Friday, June 11, 2010

Oil and Miracles

[Last day on the farm]
I've got  mixed metaphors rolling around in my head.  They have to do with two kinds of oil, small amounts of oil that are given away.  The first picture is of an oil pump on the side of an engine.  Compared to the engine, the oil pump is very small and has very little power. It just squirts oil, a little bit at a time, onto the moving parts of the engine.  The pump provides no power to the engine; in fact, it consumes power.
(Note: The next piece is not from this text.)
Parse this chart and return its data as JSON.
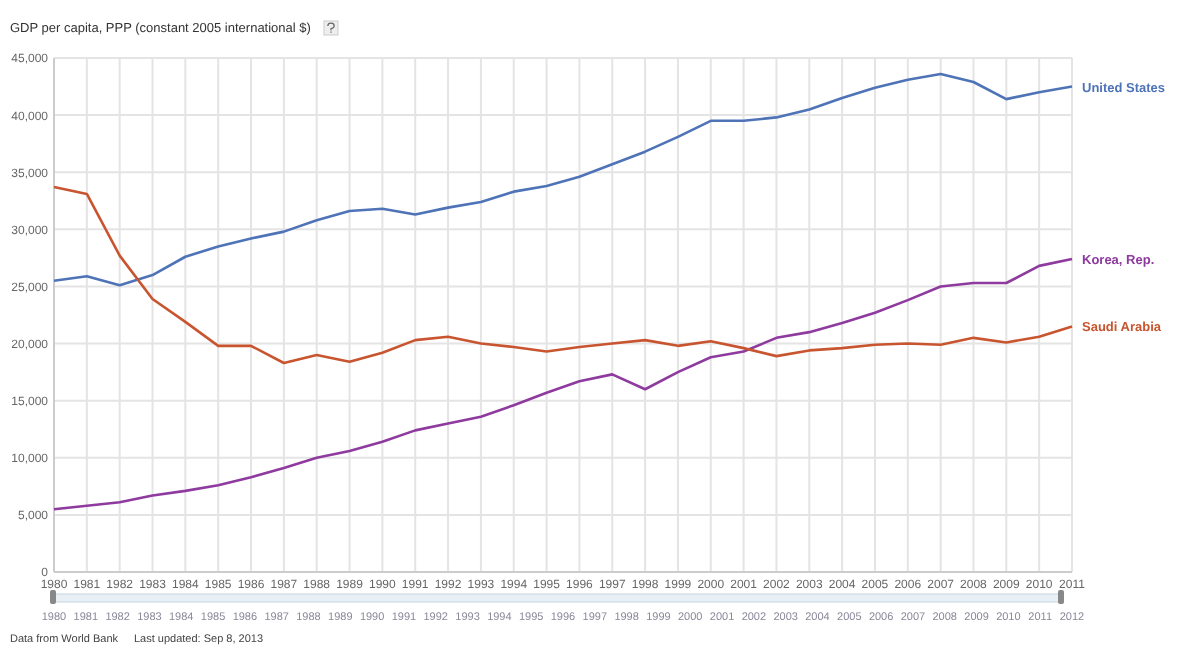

It just squirts oil.  But without that oil the engine would burn out.
Switching metaphors, the Widow of Zeraphath had only enough oil and flour to "to eat and die."  Elijah asks the widow to make a small cake for him first.  The widow takes her little oil and gives it away.  And then a miracle happens. 
I often frustrate myself trying to figure out how to get more oil into the system: more righteousness, less oppression; more compassion, less selfishness; more peace, less driving passion.  I grieve that the world is not a better place, and I'm frustrated that I don't have very much oil to give.  I only have enough oil to "eat and die."  And then I remember:  I am not the Power that turns the engine.  I rely on that Power to pump my little bit of oil.  Not enough oil, it seems to me, to make a difference in this huge, hot, grinding engine of a world.  And still, I give my oil away.
Like the widow of Zeraphath, only a miracle will save me.  Only a miracle will save the ones I love, the ones I hate, the ones I don't even know.  Only a miracle will save: not better teachers or techniques, not better bishops or priests, not more opportunities or more money, only a miracle.  I can't make miracles happen.  But I can just keep pumping my little bit of oil.  I can keep giving away the very little bit that I have to give. I've seen miracles before (small ones).  I know they happen.  So I keep pumping.

1 comment:

Anonymous said...

Enjoy your last day on the farm, Fr. Michael, and have a safe journey home. Thank you so much for your postings this week. They were a guiding spirit that steadied me.